\( f(x)=\frac{1}{9} x^{2}, x \leq 0 \) Determine the equation of \( f^{-1} \) with restriction in the form \( y=\ldots \ldots \) On the same system of axes, sketch the graphs \( f \) and \( f^{-1} \). Indicate clearly the intercepts with axes, as well as another point on the graph of each of \( f \) and Is \( f^{-1} \) a function? Give a reason for your answer.

To find the inverse \( f^{-1} \) of the function \( f(x) = \frac{1}{9} x^{2} \) for \( x \leq 0 \), we first express it in terms of \( y \): 1. Replace \( f(x) \) with \( y \): \[ y = \frac{1}{9} x^{2} \] 2. Solve for \( x \) in terms of \( y \): \[ 9y = x^{2} \] \[ x = \pm \sqrt{9y} \] Since we are considering \( x \leq 0 \), we take the negative root: \[ x = -3\sqrt{y} \] 3. Thus, the inverse function is: \[ f^{-1}(y) = -3\sqrt{y} \quad (y \geq 0) \] Now, let's now sketch the graphs of \( f \) and \( f^{-1} \): - The function \( f(x) \) is a parabola that opens upwards and is restricted to the left half of the Cartesian plane (since \( x \leq 0 \)). It has its vertex at the origin (0, 0). The intercept on the x-axis is at (0, 0) and another point could be (-3, 1/3) when \( x = -3 \) (since \( f(-3) = \frac{1}{9}(-3)^{2} = 1/3 \)). - The inverse function \( f^{-1}(y) \) is also a downward-opening curve starting from the origin extending to the left.
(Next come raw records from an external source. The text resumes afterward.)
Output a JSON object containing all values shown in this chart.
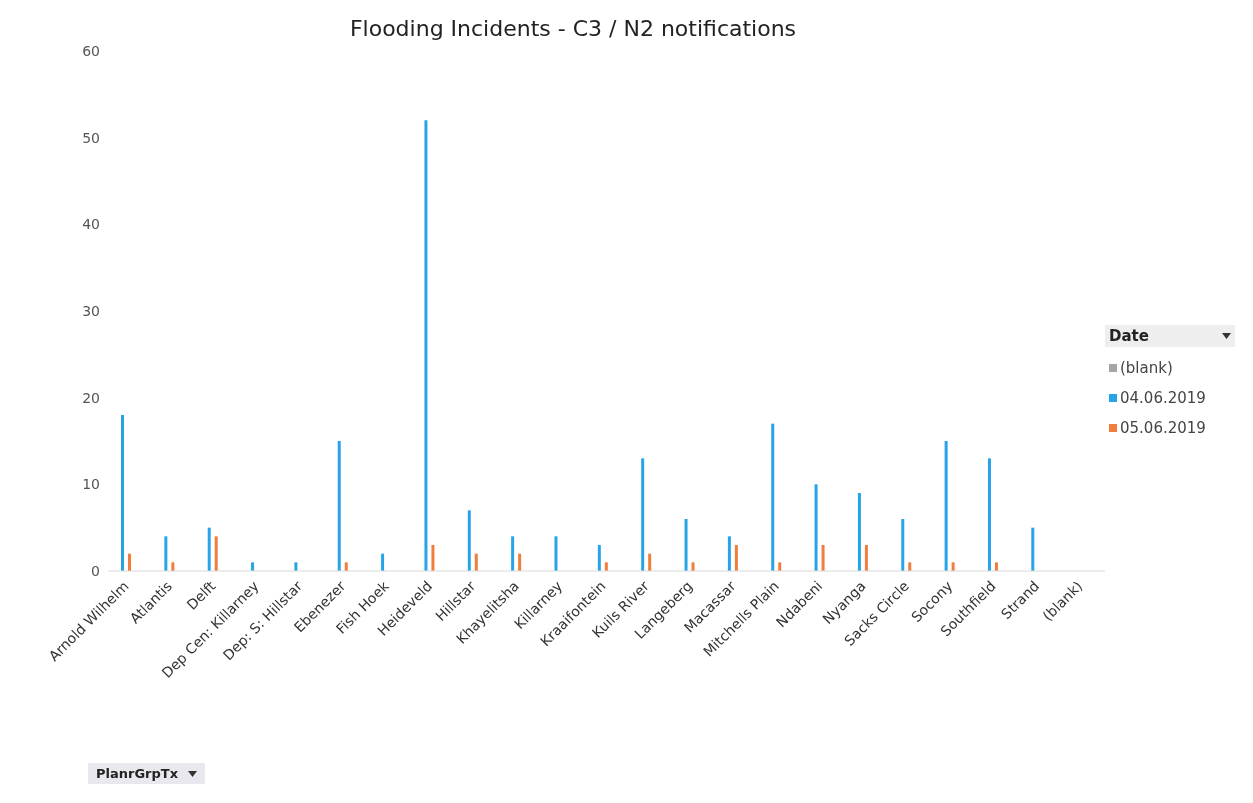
{
  "chart_data": {
    "type": "bar",
    "title": "Flooding Incidents - C3 / N2 notifications",
    "categories": [
      "Arnold Wilhelm",
      "Atlantis",
      "Delft",
      "Dep Cen: Killarney",
      "Dep: S: Hillstar",
      "Ebenezer",
      "Fish Hoek",
      "Heideveld",
      "Hillstar",
      "Khayelitsha",
      "Killarney",
      "Kraaifontein",
      "Kuils River",
      "Langeberg",
      "Macassar",
      "Mitchells Plain",
      "Ndabeni",
      "Nyanga",
      "Sacks Circle",
      "Socony",
      "Southfield",
      "Strand",
      "(blank)"
    ],
    "series": [
      {
        "name": "04.06.2019",
        "color": "#27a4e8",
        "values": [
          18,
          4,
          5,
          1,
          1,
          15,
          2,
          52,
          7,
          4,
          4,
          3,
          13,
          6,
          4,
          17,
          10,
          9,
          6,
          15,
          13,
          5,
          null
        ]
      },
      {
        "name": "05.06.2019",
        "color": "#f07d3c",
        "values": [
          2,
          1,
          4,
          null,
          null,
          1,
          null,
          3,
          2,
          2,
          null,
          1,
          2,
          1,
          3,
          1,
          3,
          3,
          1,
          1,
          1,
          null,
          null
        ]
      },
      {
        "name": "(blank)",
        "color": "#a5a5a5",
        "values": [
          null,
          null,
          null,
          null,
          null,
          null,
          null,
          null,
          null,
          null,
          null,
          null,
          null,
          null,
          null,
          null,
          null,
          null,
          null,
          null,
          null,
          null,
          null
        ]
      }
    ],
    "ylim": [
      0,
      60
    ],
    "yticks": [
      0,
      10,
      20,
      30,
      40,
      50,
      60
    ],
    "grid": false,
    "legend": "right",
    "legend_title": "Date",
    "annotations": [
      "PlanrGrpTx"
    ]
  }
}
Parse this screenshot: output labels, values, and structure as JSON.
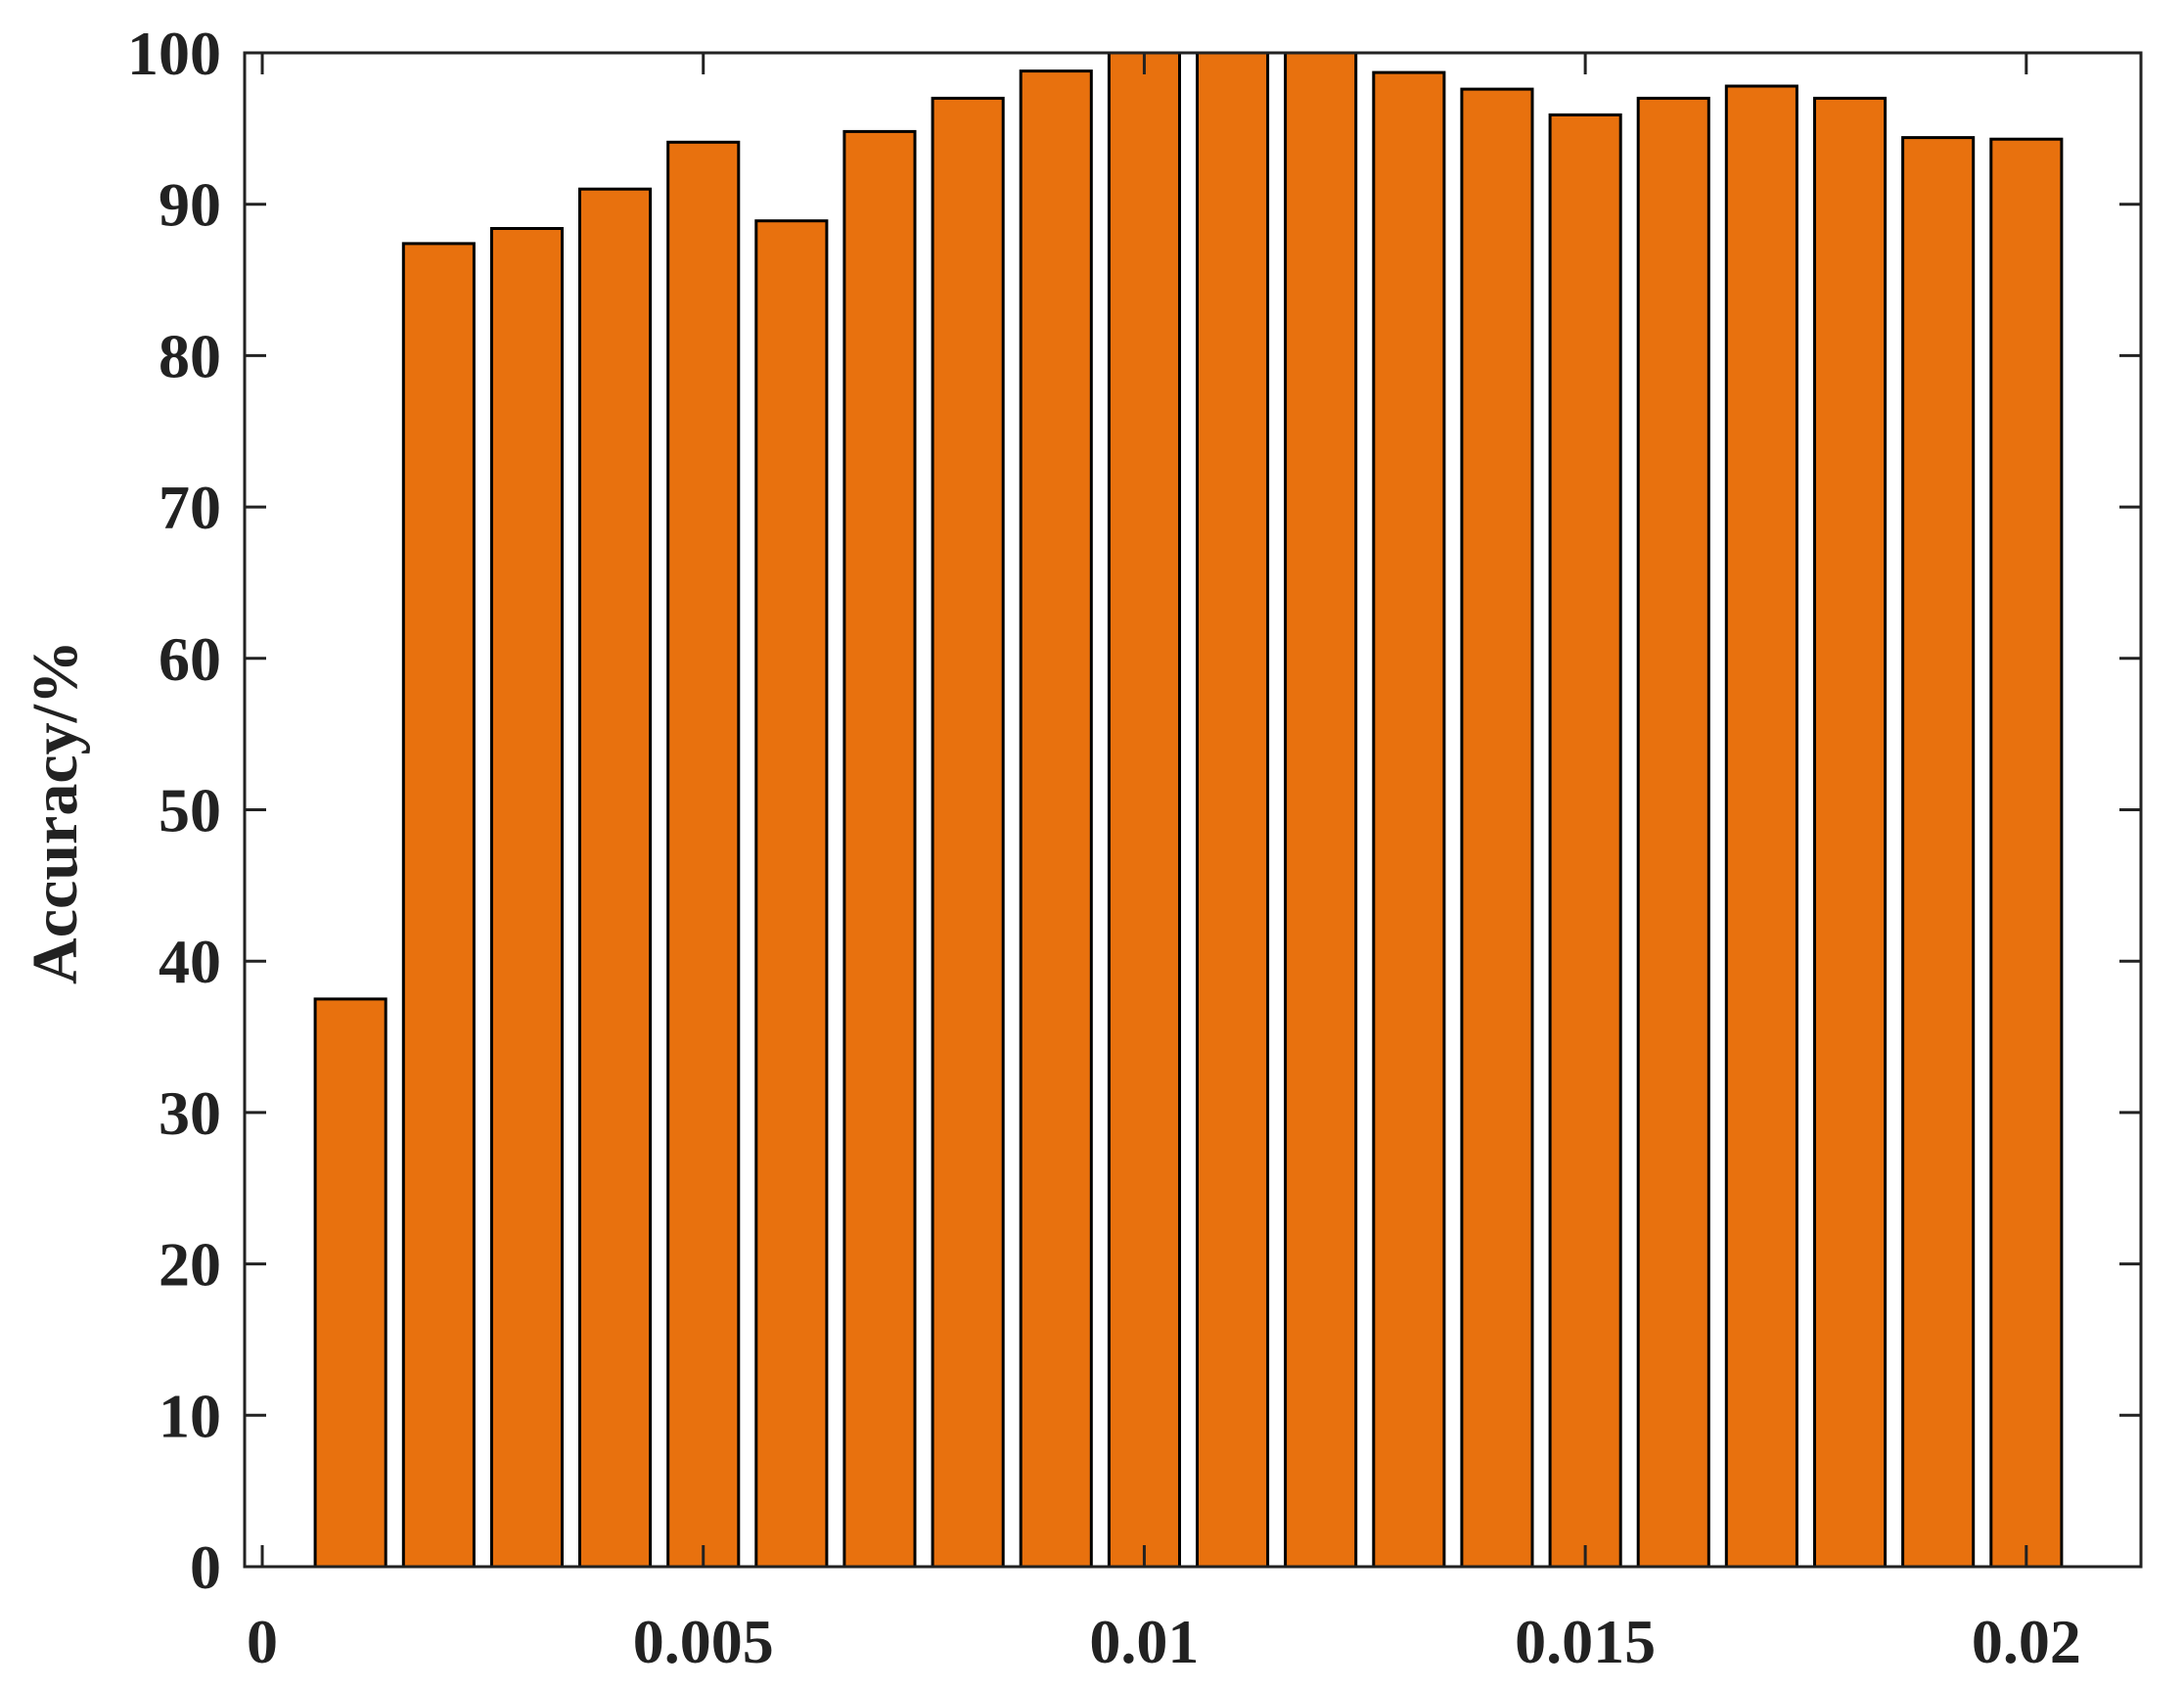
{
  "chart_data": {
    "type": "bar",
    "title": "",
    "xlabel": "",
    "ylabel": "Accuracy/%",
    "x": [
      0.001,
      0.002,
      0.003,
      0.004,
      0.005,
      0.006,
      0.007,
      0.008,
      0.009,
      0.01,
      0.011,
      0.012,
      0.013,
      0.014,
      0.015,
      0.016,
      0.017,
      0.018,
      0.019,
      0.02
    ],
    "values": [
      37.5,
      87.4,
      88.4,
      91.0,
      94.1,
      88.9,
      94.8,
      97.0,
      98.8,
      100.0,
      100.0,
      100.0,
      98.7,
      97.6,
      95.9,
      97.0,
      97.8,
      97.0,
      94.4,
      94.3
    ],
    "xlim": [
      -0.0002,
      0.0213
    ],
    "ylim": [
      0,
      100
    ],
    "xticks": [
      0,
      0.005,
      0.01,
      0.015,
      0.02
    ],
    "xtick_labels": [
      "0",
      "0.005",
      "0.01",
      "0.015",
      "0.02"
    ],
    "yticks": [
      0,
      10,
      20,
      30,
      40,
      50,
      60,
      70,
      80,
      90,
      100
    ],
    "ytick_labels": [
      "0",
      "10",
      "20",
      "30",
      "40",
      "50",
      "60",
      "70",
      "80",
      "90",
      "100"
    ],
    "grid": false,
    "bar_color": "#E8710E",
    "edge_color": "#000000",
    "axes_color": "#222222"
  }
}
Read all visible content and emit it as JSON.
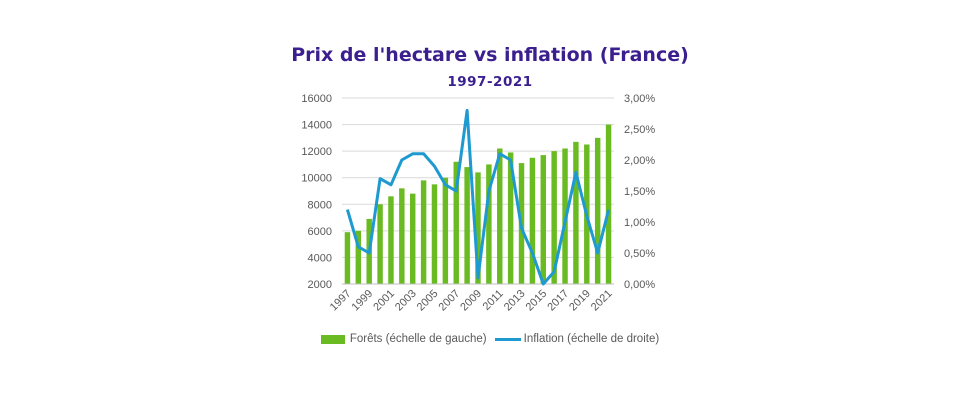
{
  "chart_data": {
    "type": "bar",
    "title": "Prix de l'hectare vs inflation (France)",
    "subtitle": "1997-2021",
    "categories": [
      "1997",
      "1998",
      "1999",
      "2000",
      "2001",
      "2002",
      "2003",
      "2004",
      "2005",
      "2006",
      "2007",
      "2008",
      "2009",
      "2010",
      "2011",
      "2012",
      "2013",
      "2014",
      "2015",
      "2016",
      "2017",
      "2018",
      "2019",
      "2020",
      "2021"
    ],
    "x_tick_labels": [
      "1997",
      "1999",
      "2001",
      "2003",
      "2005",
      "2007",
      "2009",
      "2011",
      "2013",
      "2015",
      "2017",
      "2019",
      "2021"
    ],
    "y_left": {
      "min": 2000,
      "max": 16000,
      "ticks": [
        "2000",
        "4000",
        "6000",
        "8000",
        "10000",
        "12000",
        "14000",
        "16000"
      ]
    },
    "y_right": {
      "min": 0,
      "max": 3,
      "ticks": [
        "0,00%",
        "0,50%",
        "1,00%",
        "1,50%",
        "2,00%",
        "2,50%",
        "3,00%"
      ]
    },
    "grid": true,
    "legend_position": "bottom",
    "series": [
      {
        "name": "Forêts (échelle de gauche)",
        "type": "bar",
        "axis": "left",
        "color": "#6aba22",
        "values": [
          5900,
          6000,
          6900,
          8000,
          8600,
          9200,
          8800,
          9800,
          9500,
          10000,
          11200,
          10800,
          10400,
          11000,
          12200,
          11900,
          11100,
          11500,
          11700,
          12000,
          12200,
          12700,
          12500,
          13000,
          14000
        ]
      },
      {
        "name": "Inflation (échelle de droite)",
        "type": "line",
        "axis": "right",
        "color": "#1e9ad0",
        "values": [
          1.2,
          0.6,
          0.5,
          1.7,
          1.6,
          2.0,
          2.1,
          2.1,
          1.9,
          1.6,
          1.5,
          2.8,
          0.1,
          1.5,
          2.1,
          2.0,
          0.9,
          0.5,
          0.0,
          0.2,
          1.0,
          1.8,
          1.1,
          0.5,
          1.2
        ]
      }
    ]
  }
}
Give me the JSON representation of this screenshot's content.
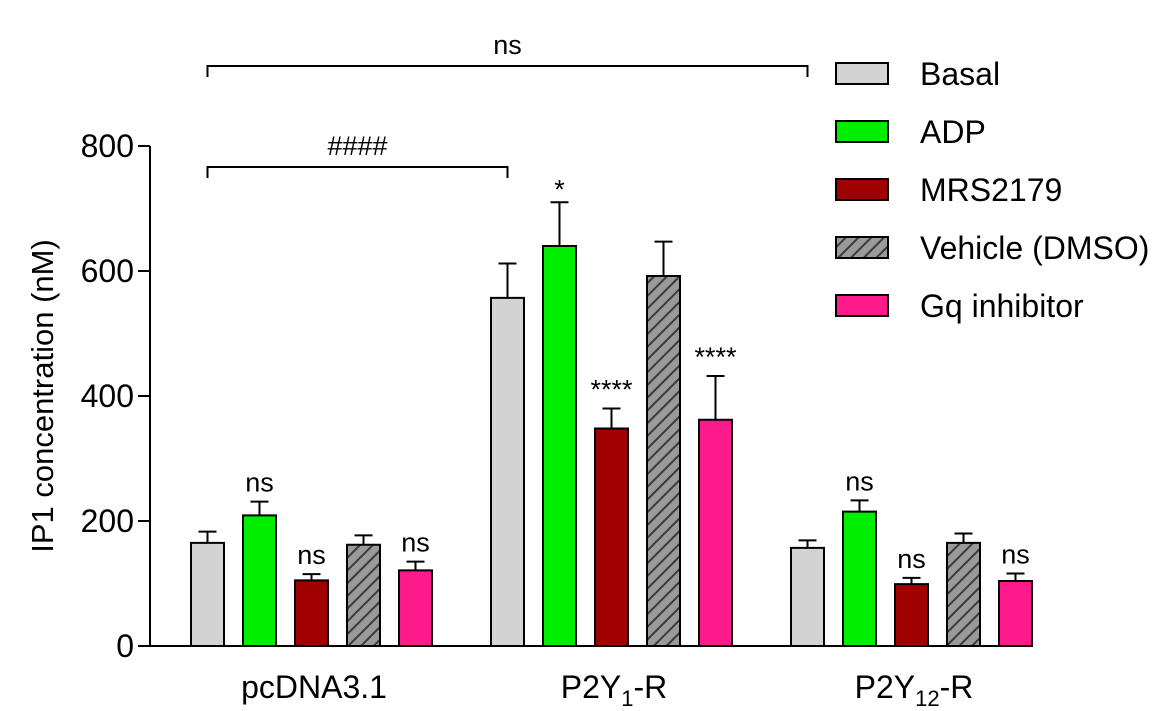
{
  "chart_data": {
    "type": "bar",
    "ylabel": "IP1 concentration (nM)",
    "ylim": [
      0,
      800
    ],
    "yticks": [
      "0",
      "200",
      "400",
      "600",
      "800"
    ],
    "categories": [
      {
        "main": "pcDNA3.1",
        "sub": "",
        "suffix": ""
      },
      {
        "main": "P2Y",
        "sub": "1",
        "suffix": "-R"
      },
      {
        "main": "P2Y",
        "sub": "12",
        "suffix": "-R"
      }
    ],
    "series": [
      {
        "name": "Basal",
        "color": "#d3d3d3",
        "pattern": "solid",
        "values": [
          165,
          557,
          157
        ],
        "errors": [
          18,
          55,
          12
        ],
        "sig": [
          "",
          "",
          ""
        ]
      },
      {
        "name": "ADP",
        "color": "#00ee00",
        "pattern": "solid",
        "values": [
          209,
          640,
          215
        ],
        "errors": [
          22,
          70,
          18
        ],
        "sig": [
          "ns",
          "*",
          "ns"
        ]
      },
      {
        "name": "MRS2179",
        "color": "#a00000",
        "pattern": "solid",
        "values": [
          105,
          348,
          99
        ],
        "errors": [
          10,
          32,
          10
        ],
        "sig": [
          "ns",
          "****",
          "ns"
        ]
      },
      {
        "name": "Vehicle (DMSO)",
        "color": "#9a9a9a",
        "pattern": "hatch",
        "values": [
          162,
          592,
          165
        ],
        "errors": [
          15,
          55,
          15
        ],
        "sig": [
          "",
          "",
          ""
        ]
      },
      {
        "name": "Gq inhibitor",
        "color": "#ff1a8c",
        "pattern": "solid",
        "values": [
          121,
          362,
          104
        ],
        "errors": [
          14,
          70,
          12
        ],
        "sig": [
          "ns",
          "****",
          "ns"
        ]
      }
    ],
    "brackets": [
      {
        "label": "####",
        "from_category": 0,
        "to_category": 1
      },
      {
        "label": "ns",
        "from_category": 0,
        "to_category": 2
      }
    ],
    "legend": "top-right",
    "grid": false
  }
}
The intercept on the y-axis is (0, 0) and another point could be (1/3, -3) when \( y = 1/3 \). As for whether \( f^{-1} \) is a function, yes, it is a function. A vertical line drawn anywhere on the graph of \( f^{-1} \) will intersect the graph at exactly one point, fulfilling the definition of a function. Additionally, since we only take the negative root for the inverse, we ensure that for every \( y \), there is one unique \( x \).